The special contribution of this animal study is that we tried to design an experimental setup that reduces handling related bias as much as possible. In particular, we implemented a randomization-process for sample retrieval, the comparative application of the automatic device versus manual dissection, the excision of 2 samples of each kind (A and B) per animal and multiple measurement points per sample for quantifying the depth of coagulation necrosis.
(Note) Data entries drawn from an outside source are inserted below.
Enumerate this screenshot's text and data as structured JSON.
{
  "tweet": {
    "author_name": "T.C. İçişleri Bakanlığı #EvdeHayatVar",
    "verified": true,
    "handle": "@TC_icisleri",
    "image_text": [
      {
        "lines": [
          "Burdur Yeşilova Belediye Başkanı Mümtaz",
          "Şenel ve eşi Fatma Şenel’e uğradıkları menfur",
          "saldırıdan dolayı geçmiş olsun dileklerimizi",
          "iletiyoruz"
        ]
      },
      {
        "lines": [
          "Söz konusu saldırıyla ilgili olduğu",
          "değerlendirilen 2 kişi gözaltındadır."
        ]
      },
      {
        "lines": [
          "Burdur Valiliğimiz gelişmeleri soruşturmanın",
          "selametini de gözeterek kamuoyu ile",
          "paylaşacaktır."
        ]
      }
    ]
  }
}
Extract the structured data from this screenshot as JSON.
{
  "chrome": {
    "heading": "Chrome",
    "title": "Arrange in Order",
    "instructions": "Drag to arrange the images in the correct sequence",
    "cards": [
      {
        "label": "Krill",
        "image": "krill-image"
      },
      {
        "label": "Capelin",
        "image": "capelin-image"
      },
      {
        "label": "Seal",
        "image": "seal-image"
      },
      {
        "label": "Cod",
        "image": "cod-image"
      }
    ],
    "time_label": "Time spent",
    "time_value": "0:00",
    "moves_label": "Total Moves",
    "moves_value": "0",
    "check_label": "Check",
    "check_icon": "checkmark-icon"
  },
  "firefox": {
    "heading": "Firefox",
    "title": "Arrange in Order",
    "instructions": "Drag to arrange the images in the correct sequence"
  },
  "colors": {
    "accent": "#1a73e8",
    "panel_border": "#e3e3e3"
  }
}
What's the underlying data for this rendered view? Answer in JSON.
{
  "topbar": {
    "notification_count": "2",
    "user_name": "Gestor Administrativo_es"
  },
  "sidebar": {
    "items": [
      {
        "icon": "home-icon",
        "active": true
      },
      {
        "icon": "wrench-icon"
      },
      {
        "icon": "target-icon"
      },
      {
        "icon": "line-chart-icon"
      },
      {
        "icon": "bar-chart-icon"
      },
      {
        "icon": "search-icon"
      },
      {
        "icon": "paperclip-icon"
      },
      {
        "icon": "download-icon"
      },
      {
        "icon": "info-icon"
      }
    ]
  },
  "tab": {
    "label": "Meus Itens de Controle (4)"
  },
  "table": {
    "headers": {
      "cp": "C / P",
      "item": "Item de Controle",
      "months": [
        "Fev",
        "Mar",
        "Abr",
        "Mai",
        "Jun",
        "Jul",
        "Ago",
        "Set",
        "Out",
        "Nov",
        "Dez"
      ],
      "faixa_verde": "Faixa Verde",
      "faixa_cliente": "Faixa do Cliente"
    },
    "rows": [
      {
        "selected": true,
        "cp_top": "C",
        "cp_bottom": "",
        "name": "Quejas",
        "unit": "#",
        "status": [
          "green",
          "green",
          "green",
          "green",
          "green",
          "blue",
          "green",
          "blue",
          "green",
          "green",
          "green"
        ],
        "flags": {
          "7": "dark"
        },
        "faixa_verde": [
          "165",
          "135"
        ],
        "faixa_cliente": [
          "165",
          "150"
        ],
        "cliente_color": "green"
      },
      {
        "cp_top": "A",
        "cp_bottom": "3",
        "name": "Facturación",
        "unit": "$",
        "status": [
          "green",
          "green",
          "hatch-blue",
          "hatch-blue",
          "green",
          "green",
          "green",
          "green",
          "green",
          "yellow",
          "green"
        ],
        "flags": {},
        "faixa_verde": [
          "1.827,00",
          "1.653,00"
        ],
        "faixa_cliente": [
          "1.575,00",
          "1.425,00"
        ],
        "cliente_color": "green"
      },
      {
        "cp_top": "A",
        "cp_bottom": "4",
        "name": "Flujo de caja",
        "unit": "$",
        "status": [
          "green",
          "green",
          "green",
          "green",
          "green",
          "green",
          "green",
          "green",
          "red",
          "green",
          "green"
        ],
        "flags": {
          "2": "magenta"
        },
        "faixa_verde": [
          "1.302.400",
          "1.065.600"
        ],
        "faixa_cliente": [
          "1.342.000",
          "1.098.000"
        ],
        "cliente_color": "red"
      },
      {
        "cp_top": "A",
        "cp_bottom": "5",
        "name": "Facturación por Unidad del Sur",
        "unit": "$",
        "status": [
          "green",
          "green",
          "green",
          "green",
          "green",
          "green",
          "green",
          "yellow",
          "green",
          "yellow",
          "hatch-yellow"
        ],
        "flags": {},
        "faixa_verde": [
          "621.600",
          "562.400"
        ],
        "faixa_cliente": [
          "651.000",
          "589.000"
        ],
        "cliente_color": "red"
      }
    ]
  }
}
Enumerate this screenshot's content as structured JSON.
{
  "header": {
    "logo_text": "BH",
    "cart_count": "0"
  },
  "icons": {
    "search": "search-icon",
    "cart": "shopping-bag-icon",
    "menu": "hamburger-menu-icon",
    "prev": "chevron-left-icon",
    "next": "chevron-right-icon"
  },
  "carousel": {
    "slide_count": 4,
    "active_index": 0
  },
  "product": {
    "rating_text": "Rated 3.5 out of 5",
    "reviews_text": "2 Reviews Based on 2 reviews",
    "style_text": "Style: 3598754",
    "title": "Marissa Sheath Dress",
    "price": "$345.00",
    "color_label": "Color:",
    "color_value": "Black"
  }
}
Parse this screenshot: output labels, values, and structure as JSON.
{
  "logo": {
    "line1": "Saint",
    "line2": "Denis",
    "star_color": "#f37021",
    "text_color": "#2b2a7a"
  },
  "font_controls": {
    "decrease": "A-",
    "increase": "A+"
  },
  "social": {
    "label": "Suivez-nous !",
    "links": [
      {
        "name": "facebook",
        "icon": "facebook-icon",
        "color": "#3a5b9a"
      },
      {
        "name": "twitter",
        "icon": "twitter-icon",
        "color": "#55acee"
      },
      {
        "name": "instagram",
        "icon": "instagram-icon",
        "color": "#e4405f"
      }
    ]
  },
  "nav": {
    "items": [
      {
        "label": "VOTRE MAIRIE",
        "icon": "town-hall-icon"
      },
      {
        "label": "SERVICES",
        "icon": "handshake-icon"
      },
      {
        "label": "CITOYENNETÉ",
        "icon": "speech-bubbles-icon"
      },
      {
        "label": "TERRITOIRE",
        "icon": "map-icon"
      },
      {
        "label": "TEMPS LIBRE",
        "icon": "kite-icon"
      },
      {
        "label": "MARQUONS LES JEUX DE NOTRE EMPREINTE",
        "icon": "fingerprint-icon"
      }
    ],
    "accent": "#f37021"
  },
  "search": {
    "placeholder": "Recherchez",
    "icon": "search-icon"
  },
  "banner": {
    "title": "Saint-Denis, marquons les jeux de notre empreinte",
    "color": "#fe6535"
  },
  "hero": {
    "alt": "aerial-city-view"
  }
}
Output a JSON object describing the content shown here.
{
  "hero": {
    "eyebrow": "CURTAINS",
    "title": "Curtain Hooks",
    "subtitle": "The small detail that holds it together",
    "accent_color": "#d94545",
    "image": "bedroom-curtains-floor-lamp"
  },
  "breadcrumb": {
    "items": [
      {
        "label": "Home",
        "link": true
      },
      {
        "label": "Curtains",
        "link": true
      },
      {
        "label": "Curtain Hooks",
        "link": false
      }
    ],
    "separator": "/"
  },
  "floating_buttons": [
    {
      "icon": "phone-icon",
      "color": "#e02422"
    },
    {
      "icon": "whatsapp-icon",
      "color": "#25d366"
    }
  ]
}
Facing our result of wider necrotic margin in UC, one might hypothesize that in terms of clinical relevance this might lead to more competent ligation of both, blood vessels and lymphatics. This is supported by Morino et al.  who investigated the safety and efficacy of UC compared to ME in laparoscopic colorectal surgery within a prospective randomized clinical trial. They found a significantly lower median intraoperative blood loss for UC. Schmidbauer et al.  also reported this convincing coagulating effect with minimal blood loss for UC for the field of liver resection. In contrast, clinical studies evaluating the postoperative seroma rate following breast cancer surgery could not confirm a significant benefit of UC on seroma formation [19, 20]. On the other hand, the greater depth of necrosis could also contribute to postoperative nerval dysfunctions when UC is used close to susceptible structures in colorectal surgery. Furthermore, based on our described experimental setup we were able neither to investigate additional relevant but later occurring aspects of tissue alteration in particular inflammatory responses or induction of fibrosis nor to examine the healing sites for differences in wound healing processes or nerval dysfunctions. Therefore, future clinical trials are needed to investigate the clinical relevance of our findings and reason practical recommendations. However, our preliminary data argue for cautious use of UC when susceptible structures are close.